Urbanistica

I vincoli imposti sulle aree edificabili non sfuggono alla lente dell'Irpef

Cassazione: solo l'inedificabilità assoluta evita l'imponibilità delle plusvalenze. Tra le situazioni borderline ci sono quelle in cui si rileva una edificabilità di fatto

di Giorgio Gavelli

Eventuali vincoli di natura pubblicistica imposti sull’area edificabile che viene ceduta non impediscono - nella maggior parte dei casi – di ricadere nell’ambito delle plusvalenze imponibili Irpef. Solo un vincolo assoluto di inedificabilità può, secondo la prevalente giurisprudenza della Cassazione, evitare l’applicazione dell’articolo 67, comma 1, lettera b), Tuir, anche se non tutte le Commissioni di merito sono d’accordo. È quanto si ricava dall’esame della giurisprudenza di questi anni riferita alle ipotesi (non rare) in cui una persona fisica o un ente non commerciale ceda a terzi un’area caratterizzata da una edificabilità limitata. Le ipotesi possono essere diverse, in base alle caratteristiche intrinseche dell’area o dalla sua destinazione urbanistica, spesso legata a progetti infrastrutturali di natura pubblica (parcheggi, scuole, aeroporti, eccetera).

L’intervento della Cassazione

La Corte di cassazione in questi anni è stata più volte chiamata ad affrontare fattispecie “al confine” dell’edificabilità, ossia aree che dallo strumento urbanistico erano definite edificabili ma con una serie di vincoli che ne limitavano lo sfruttamento.
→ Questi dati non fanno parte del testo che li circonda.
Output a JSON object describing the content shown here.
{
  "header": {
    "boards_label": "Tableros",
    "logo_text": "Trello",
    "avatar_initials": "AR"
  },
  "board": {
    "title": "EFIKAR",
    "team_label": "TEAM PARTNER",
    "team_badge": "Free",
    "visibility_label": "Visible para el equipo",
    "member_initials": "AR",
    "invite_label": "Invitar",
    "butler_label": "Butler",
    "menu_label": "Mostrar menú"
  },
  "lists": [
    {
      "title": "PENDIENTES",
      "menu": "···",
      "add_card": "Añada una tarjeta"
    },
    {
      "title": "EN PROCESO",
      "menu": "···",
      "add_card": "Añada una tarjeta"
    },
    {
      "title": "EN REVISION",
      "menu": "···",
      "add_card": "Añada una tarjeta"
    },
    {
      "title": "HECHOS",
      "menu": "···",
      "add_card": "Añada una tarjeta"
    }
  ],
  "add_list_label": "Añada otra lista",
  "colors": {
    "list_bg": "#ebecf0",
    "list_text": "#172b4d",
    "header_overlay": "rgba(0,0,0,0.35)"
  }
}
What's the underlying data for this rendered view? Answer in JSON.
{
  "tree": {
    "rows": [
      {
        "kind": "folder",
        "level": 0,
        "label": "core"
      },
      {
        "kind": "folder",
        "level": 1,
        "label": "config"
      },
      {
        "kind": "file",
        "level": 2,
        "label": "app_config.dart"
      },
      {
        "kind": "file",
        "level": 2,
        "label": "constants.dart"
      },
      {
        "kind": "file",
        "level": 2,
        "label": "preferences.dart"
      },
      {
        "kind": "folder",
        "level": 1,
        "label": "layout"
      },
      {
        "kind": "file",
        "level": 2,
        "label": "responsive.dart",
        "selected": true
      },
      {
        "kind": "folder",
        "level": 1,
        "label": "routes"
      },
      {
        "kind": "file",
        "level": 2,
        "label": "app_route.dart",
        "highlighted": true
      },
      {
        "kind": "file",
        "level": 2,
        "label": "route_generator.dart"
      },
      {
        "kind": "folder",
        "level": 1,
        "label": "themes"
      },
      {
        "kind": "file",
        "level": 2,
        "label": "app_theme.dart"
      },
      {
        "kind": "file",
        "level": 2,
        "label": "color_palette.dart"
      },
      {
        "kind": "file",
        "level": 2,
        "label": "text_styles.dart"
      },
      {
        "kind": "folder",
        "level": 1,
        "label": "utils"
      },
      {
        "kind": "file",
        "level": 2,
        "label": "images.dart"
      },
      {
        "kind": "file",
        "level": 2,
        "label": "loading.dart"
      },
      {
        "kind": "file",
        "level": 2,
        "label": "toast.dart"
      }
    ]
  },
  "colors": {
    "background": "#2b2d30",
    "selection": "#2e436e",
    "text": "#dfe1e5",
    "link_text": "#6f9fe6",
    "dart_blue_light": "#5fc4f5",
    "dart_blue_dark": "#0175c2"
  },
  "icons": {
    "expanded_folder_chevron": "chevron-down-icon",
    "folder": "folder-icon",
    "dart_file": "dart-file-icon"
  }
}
È stato, ad esempio, affermato (sentenza 13129/2018) che la nozione di edificabilità non si identifica e non si esaurisce in quella di edilizia abitativa, cosicché anche un’area classificata in forza di previsione di Prg in zona F/1, può considerarsi edificabile, non essendo un tale vincolo idoneo ad escludere la vocazione edificatoria del suolo ed il potenziale sfruttamento economico da parte del proprietario. Una posizione sicuramente da tener presente per le cessioni intervenute nel 2020 e con plusvalenza da dichiarare nel modello Redditi 2021, anche se, tanto le pronunce della Suprema corte, quanto alcune pronunce di merito sottolineano che un vincolo di inedificabilità “assoluto” può far riconoscere come non imponibile la relativa plusvalenza (sul tema si veda anche lo studio del Notariato n. 16-2018/T).

L’espropriazione

La tesi opposta si basa, in particolare, sul testo dell’articolo 11, comma 5 della legge 413/1991, che, in caso di esproprio o cessione volontaria nell’ambito di procedimenti espropriativi, individua come imponibile la sola plusvalenza per le zone omogenee identificate alle lettera da A a D degli strumenti urbanistici, escludendo quindi, oltre alle lettera E (aree agricole, su cui non vi dovrebbe essere alcun dubbio, emblematiche la sentenza 12324/2017 e la risposta a interpello 561/2020), anche le ulteriori destinazioni, come quelle contraddistinte dalle lettere F e G. L’orientamento non pare aver sino ad ora scalfito le certezze della Cassazione, e, comunque, non è esso stesso privo di criticità (sentenza 8287/2018, circolare 194/1998 e risposta ad interpello 162/2018). Altro caso esaminato è quello della cessione di un’area pertinenziale al fabbricato, la quale, in particolare se ceduta separatamente rispetto ad esso, non può fruire delle esimenti riconosciute al fabbricato dall’articolo 67 del Tuir.

L’edificabilità di fatto

Su un terreno molto scivoloso si trovano alcune sentenze della Cassazione che sembrano individuare una sorta di “edificabilità di fatto” (o potenziale), ossia non risultante dalla pianificazione urbanistica comunale ma da circostanze concrete, quali la collocazione dell’area o la presenza di opere di urbanizzazione (sentenze n. 5166/2013 e 20137/2012). Si tratta di affermazioni a nostro avviso superate e per certi versi censurabili, in quanto fonte di notevoli incertezze in un ambito in cui il legislatore stesso ha voluto fare la massima chiarezza. Con l’articolo 36, comma 2, del Dl 223/2006 è stato sancito che (ai fini dell’Iva, dell’Ici/Imu, dell’imposta di registro e delle imposte dirette) un’area è da considerare fabbricabile se utilizzabile a scopo edificatorio in base allo strumento urbanistico generale adottato dal Comune, indipendentemente dall’approvazione della regione e dall’adozione di strumenti attuativi del medesimo (si vedano la sentenza n. 10693/2018 e l’ordinanza n. 21284/2018). Altre ipotesi di edificabilità non dovrebbero trovare alcuna ragion d’essere nel nostro ordinamento, se non nel (raro) caso di terreni privi di una qualificazione urbanistica ovvero urbanizzati in spregio ad essa.

La permuta dell’area

Infine, è abbastanza frequente il caso della permuta dell’area edificabile “in cambio” di un immobile ancora da costruire (“cosa futura”). Nonostante qualche ufficio tenti di considerare imponibile la plusvalenza alla data dell’atto di permuta, appare evidente che “l’incasso” – vale a dire il momento in cui, ai sensi dell’articolo 67 Tuir, si realizza l’eventuale plusvalenza – si ha solo al momento in cui il fabbricato acquisito in permuta giunge ad esistenza ed entra nel patrimonio del soggetto che ceduto l’area (Cassazione, ordinanze 27303/2017, 20758/2017 e sentenza 6171/2017).